Здорово! Очень ценный опыт. Вы большая умница!
А что же насчет Алексея? Вы его кормили?

----------


## IRISCHKA

Нет, к сожалению. Он родился в 35 недель ( у меня был резус-конфликт ), он "желтел", долго лежали в больнице, потом пропало молоко (его и так было не ахти, даже особо приливов не было), а тут еще лежали по раздельности.

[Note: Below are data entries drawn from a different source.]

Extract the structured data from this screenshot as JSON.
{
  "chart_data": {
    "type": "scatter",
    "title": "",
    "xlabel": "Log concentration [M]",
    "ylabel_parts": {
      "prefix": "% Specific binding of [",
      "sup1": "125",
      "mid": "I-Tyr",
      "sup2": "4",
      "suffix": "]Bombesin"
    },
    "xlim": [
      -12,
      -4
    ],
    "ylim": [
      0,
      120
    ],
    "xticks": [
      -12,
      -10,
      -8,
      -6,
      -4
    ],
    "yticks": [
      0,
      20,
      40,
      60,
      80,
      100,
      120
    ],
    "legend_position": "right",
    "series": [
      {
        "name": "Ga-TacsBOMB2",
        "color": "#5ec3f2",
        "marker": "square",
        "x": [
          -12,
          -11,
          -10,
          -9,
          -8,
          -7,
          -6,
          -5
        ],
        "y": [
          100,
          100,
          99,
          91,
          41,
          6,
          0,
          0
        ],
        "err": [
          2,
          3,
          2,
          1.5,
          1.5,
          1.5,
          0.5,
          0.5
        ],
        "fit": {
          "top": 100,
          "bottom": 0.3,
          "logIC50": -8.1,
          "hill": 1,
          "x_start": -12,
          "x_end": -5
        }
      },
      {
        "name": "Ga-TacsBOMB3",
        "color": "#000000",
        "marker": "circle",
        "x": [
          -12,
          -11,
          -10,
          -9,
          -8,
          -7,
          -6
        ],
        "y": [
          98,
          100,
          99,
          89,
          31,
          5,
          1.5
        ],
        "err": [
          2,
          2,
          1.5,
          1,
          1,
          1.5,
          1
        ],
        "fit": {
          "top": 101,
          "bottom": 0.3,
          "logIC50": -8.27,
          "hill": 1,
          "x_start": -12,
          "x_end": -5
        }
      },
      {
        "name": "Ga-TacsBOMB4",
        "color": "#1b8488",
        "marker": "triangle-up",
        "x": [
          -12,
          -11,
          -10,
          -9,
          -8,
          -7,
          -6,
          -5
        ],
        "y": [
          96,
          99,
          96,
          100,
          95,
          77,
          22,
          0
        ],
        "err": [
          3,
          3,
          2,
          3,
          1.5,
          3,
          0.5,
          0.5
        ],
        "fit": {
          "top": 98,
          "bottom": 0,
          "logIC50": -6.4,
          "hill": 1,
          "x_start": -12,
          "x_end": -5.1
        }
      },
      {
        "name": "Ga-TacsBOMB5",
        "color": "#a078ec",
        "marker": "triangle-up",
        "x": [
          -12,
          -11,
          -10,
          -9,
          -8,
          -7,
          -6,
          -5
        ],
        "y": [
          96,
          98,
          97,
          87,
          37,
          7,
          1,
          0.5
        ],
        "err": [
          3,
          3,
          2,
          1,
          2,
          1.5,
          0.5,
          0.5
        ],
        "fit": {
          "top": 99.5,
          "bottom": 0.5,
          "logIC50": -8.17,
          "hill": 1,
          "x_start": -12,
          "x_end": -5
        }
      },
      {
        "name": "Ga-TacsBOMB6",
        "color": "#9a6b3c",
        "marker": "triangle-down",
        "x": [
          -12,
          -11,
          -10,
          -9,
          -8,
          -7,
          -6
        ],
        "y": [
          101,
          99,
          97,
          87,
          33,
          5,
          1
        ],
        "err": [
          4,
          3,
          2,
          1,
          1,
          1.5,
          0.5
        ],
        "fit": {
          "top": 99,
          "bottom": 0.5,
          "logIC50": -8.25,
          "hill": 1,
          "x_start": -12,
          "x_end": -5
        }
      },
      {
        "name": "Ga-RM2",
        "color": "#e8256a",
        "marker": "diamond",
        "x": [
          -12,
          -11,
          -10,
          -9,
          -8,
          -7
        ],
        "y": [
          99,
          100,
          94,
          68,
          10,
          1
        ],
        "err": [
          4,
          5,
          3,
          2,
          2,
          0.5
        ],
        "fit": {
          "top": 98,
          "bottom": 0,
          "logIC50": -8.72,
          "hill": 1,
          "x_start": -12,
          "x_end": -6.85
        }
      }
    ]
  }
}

Очень переживала тогда по этому поводу, слезы наворачивались, глядя как другим мамам приносят малышей на кормления... Возможно все было не так однозначно, но в силу возраста и неопытности была склонна слушать врачей. Такая вот грустная история... Но спали мы все же вместе и кушали мы на руках чаще всего, он так привык к зтому, что уже умея ходить, брал бутылочку и забирался на руки. Смесью я тоже не кормила, а ели мы отвар каш+половинное коровье молоко ( было свое ), все это кипятилось по отдельности, потом вместе. Не знаю насколько правельно такое питание, но мне так посоветовала наш педиатр. Аллергии у нас не было, развивались и прибавляли в весе нормально.

----------


## IRISCHKA

...Вот и Соня самоотлучилась...Не хочу я, говорит, твою сисю, и всё тут.
Удивительно, но мне остро не хватает ребенка у груди...

----------


## Амина

Боже ж мой, когда я смогу написать такие строчки? Хотя, знаю, тоже будет не хватать) Но 4,3 уже, устала...

----------


## mamaRita

Нууу, Марин... Помнится в каких-то племенах каких-то аборигенов кормят мальчиков до первой охоты....  :Wink:

----------


## Амина

*нервно икнула* =)))

----------


## yakudza

Ириш, ну здорово! Поздравляю!  Значит девочка готова. А вы? Завершить ГВ должна и она и вы)) Я вас очень понимаю! Мне тоже очень не хватало наших кормлений первое время, и грустно было. (вообще эти эмоции во многом гармонами обусловлены)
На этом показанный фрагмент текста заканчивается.